I'm one of those people who insists that David Bowie's "Let's Dance" and "Modern Love" era (dismissed even by Bowie as his "sell-out" period) produced a lot of his most genuinely enjoyable music (much as I like some of the "classic" albums, you can't deny how cold and pretentious they can get).

What I like about Elton is his whole career has been one big sell-out, which ironically gives him probably the most credibility of any major superstar. When Paul McCartney or Rod Stewart want to cash in, you know it ("Spies Like Us?" "All For Love?"), but there's a sincerity to Elton John that transcends even his most misguided or pandering moments (mostly his '90s work, which is sappy but always listenable).

The '80s period found him on a new plateau with his career, though, and it's the strength of the songs that carried him through. "Sad Songs," "Kiss the Bride," "Nikita"—quintessential 80s songs yet not really shackled to the era like, say, Big Country or Flock of Seagulls.

Elton makes good pop, and sometimes achieves more in the process. I'd say this Greatest Hits collection is vastly more enjoyable than the previous two volumes, which are from Elton's more widely acknowledged "hit" period. Or maybe everyone likes the Elton period during which they grew up, making me partial to the 80s stuff even as I love the 70s albums as albums.

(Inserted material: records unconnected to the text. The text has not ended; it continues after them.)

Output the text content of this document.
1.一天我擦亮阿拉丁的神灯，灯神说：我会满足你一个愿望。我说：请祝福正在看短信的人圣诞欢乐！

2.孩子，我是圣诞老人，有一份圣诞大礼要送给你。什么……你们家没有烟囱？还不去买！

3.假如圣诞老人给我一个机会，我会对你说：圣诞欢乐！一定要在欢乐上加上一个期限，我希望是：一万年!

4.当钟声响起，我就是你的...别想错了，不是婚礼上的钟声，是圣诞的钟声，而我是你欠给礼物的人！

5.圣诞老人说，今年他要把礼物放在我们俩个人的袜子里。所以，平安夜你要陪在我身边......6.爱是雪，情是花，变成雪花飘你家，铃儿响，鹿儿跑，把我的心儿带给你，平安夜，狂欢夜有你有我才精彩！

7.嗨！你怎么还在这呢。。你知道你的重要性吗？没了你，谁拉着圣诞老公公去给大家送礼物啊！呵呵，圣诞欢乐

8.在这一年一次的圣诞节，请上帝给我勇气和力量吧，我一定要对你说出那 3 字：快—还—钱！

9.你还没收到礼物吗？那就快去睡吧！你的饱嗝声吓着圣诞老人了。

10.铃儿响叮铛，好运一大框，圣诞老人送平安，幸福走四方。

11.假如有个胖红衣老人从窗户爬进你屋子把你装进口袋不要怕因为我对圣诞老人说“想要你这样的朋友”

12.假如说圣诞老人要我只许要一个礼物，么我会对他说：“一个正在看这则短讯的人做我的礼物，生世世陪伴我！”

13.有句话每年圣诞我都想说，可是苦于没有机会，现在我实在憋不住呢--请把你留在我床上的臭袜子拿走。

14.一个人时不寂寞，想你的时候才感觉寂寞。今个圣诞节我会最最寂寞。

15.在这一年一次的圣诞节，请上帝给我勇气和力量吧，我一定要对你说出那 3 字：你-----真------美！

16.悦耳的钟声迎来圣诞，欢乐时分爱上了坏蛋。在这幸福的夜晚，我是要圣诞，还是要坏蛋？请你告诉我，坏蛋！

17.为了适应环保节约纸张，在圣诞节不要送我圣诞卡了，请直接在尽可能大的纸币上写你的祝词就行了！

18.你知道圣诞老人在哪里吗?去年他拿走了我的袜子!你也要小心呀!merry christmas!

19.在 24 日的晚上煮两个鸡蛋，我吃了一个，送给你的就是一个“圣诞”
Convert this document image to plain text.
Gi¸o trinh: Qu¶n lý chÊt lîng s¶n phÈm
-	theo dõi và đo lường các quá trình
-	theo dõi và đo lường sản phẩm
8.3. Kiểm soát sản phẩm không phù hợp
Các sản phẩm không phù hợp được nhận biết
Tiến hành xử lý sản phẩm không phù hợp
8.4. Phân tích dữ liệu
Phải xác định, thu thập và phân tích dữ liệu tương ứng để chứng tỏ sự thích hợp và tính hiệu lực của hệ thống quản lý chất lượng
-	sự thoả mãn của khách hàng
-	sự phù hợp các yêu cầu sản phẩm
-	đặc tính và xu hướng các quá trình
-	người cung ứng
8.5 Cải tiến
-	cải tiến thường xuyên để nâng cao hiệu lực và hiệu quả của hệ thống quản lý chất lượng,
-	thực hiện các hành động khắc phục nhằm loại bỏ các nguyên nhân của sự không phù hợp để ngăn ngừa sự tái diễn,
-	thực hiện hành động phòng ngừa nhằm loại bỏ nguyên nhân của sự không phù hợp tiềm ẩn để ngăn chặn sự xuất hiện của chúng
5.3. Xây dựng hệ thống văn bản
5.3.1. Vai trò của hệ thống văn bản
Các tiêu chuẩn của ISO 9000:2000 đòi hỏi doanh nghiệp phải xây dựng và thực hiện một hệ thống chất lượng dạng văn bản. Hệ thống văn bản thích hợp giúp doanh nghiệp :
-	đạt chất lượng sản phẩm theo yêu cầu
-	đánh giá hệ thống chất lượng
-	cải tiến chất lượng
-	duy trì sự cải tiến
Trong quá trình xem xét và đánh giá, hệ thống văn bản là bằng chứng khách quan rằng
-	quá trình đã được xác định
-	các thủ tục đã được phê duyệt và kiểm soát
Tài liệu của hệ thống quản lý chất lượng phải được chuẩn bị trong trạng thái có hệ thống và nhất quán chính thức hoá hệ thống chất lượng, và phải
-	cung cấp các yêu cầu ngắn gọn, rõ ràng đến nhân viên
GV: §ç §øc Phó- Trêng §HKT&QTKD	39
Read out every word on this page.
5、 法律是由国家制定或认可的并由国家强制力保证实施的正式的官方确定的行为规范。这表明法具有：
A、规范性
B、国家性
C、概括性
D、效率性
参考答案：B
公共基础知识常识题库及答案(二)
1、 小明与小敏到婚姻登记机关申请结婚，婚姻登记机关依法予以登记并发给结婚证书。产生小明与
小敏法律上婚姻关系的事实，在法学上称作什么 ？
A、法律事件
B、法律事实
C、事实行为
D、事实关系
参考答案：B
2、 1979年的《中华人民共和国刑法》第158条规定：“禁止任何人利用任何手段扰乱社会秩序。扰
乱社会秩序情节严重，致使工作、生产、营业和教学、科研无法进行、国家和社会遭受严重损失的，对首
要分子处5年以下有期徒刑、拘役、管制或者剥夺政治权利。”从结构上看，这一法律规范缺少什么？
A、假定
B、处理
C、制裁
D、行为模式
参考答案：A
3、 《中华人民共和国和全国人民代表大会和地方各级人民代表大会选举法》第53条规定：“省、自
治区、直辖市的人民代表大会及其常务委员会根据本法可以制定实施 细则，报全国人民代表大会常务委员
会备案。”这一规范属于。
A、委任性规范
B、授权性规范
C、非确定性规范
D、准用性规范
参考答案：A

For singles, I love 80s Elton, just as critics 15 years from now will look at The Lion King as their formative Elton album, and critics 50 years from now will look at the 80 Years in Showbiz compilation as the ultimate Elton anthology (this is slated to be released in 2049 to commemorate Elton's successful head transplant onto the body of a robot, allowing him to continue cranking out pop for every generation well into the 36th century, when our planet is slated to be destroyed by an asteroid shower after a failed attempt by the robot-body/human head Bruce Willis to deflect the rocks with a laser-equipped spaceship, ironically, one month after the release of Willis's album Asteroid Rock: Respect Yourself 35'53).